The preservationists’ pushback continues to burn Conor Kenny, an affordable housing developer who at the time of Soifer’s ruling was the vice chair of the city’s Planning Commission. Kenny, who later became chair before leaving the board, said more town homes and multiplex homes are desperately needed, and that, by his estimates, they would cost 25% to 40% less than a traditional single-family home in that same space.

“That will be an immediate relief for middle-class homebuyers who are now pretty much priced out of Austin,” he said. “The bad news is it will take a lot of supply to catch us up to where costs are driving costs of housing rather than scarcity driving costs of housing.”

Small changes likely?

Greg Anderson, who was a member of the planning commission until recently, said small changes to the rules might have to do for now, as a comprehensive rewrite appears unlikely. He has vowed not to cut his hair until “Austin legalizes responsible land use.” His last haircut was in fall 2019.
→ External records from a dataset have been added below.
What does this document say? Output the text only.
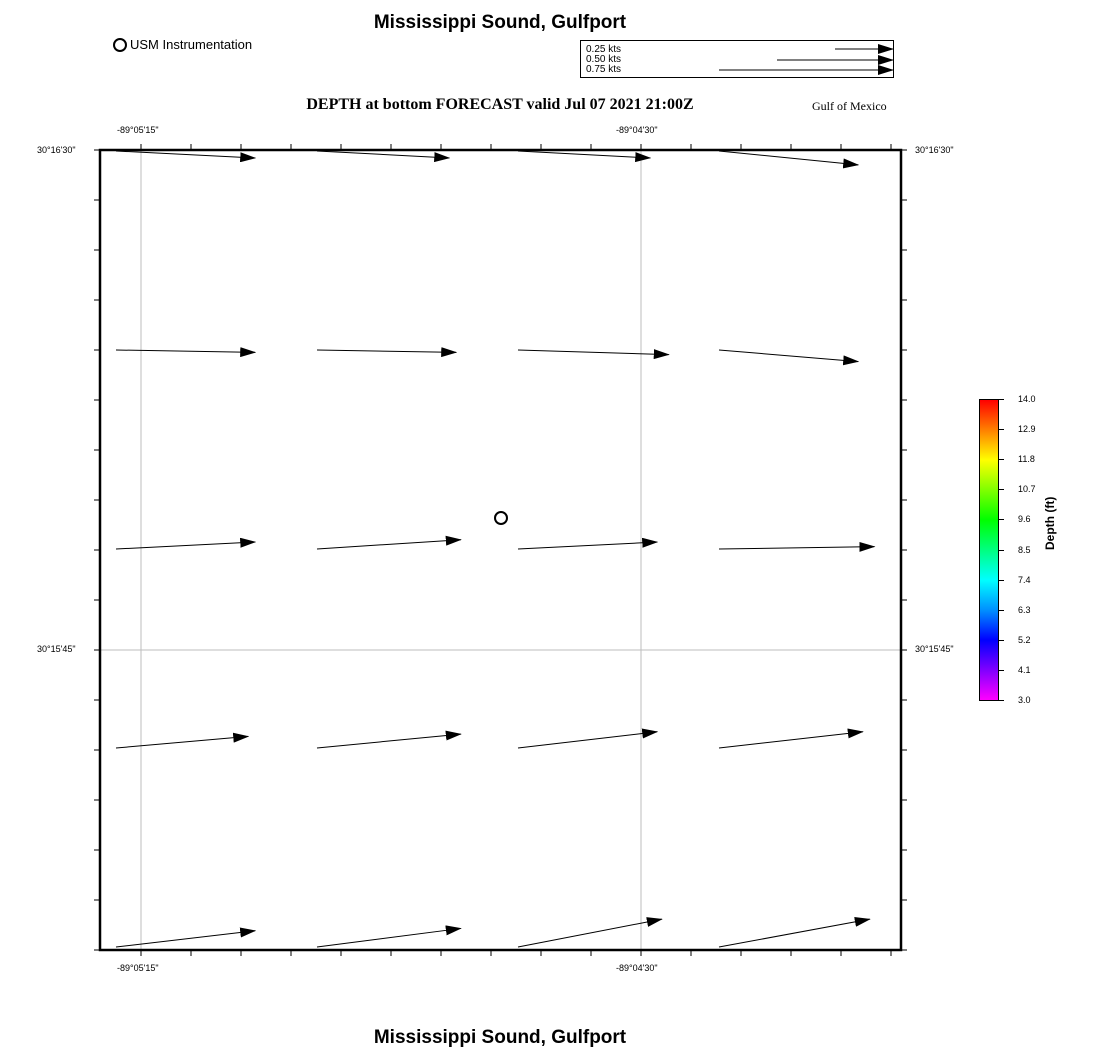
Mississippi Sound, Gulfport
USM Instrumentation	0.25 kts
0.50 kts
0.75 kts
DEPTH at bottom FORECAST valid Jul 07 2021 21:00Z	Gulf of Mexico
-89°05'15"	-89°04'30"
-89°05'15"	-89°04'30"
30°16'30"
30°15'45"
30°16'30"
30°15'45"
14.0
12.9
11.8
10.7
9.6
8.5
7.4
6.3
5.2
4.1
3.0
Depth (ft)
Mississippi Sound, Gulfport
“Every single incremental thing we can do, we have to do it,” he said. “We got into this mess incrementally, one day at a time, one bad policy at a time. If we have to get out of it that same way, so be it, but it sure would be better to do a whole lot at once rather than incrementally.”

To comply with Soifer’s ruling, a supermajority vote of nine of 11 council members is needed to approve both individual zoning changes and comprehensive changes to the 1984 code. As it stands, that’s going to require a lot of give and take. Five members are committed to the sweeping changes sought in 2020, five others are opposed, and another, Vanessa Fuentes, hasn’t taken a firm position publicly.

A bill was filed in the Texas House in response to Soifer’s ruling during the recent regular legislative session. It sought to clarify that comprehensive code rewrites are not subject to the same process that property owners can use to block individual zoning changes. In other words, the 1984 code could have been rewritten with just six council votes instead of nine. The bill died in committee.

Common ground among council members could be found in certain sections of the code. There appears to be a consensus for increasing development along major corridors — but not the transition zones immediately off those corridors — and allowing for more housing opportunities in mixed-used developments.

But Wegmann, the UT professor, warns of another option for the council: inaction.

“I guess to be a little bit brutal about it, when people say something has to be done about it, I think the truth of it is nothing has to be done about it,” he said. “There’s no reason why Austin’s economy is going to implode if something isn’t done about it. If we don’t build more housing inside the city and urban core, that will just fuel more growth of subdivisions. I don’t see anything stopping that from happening.”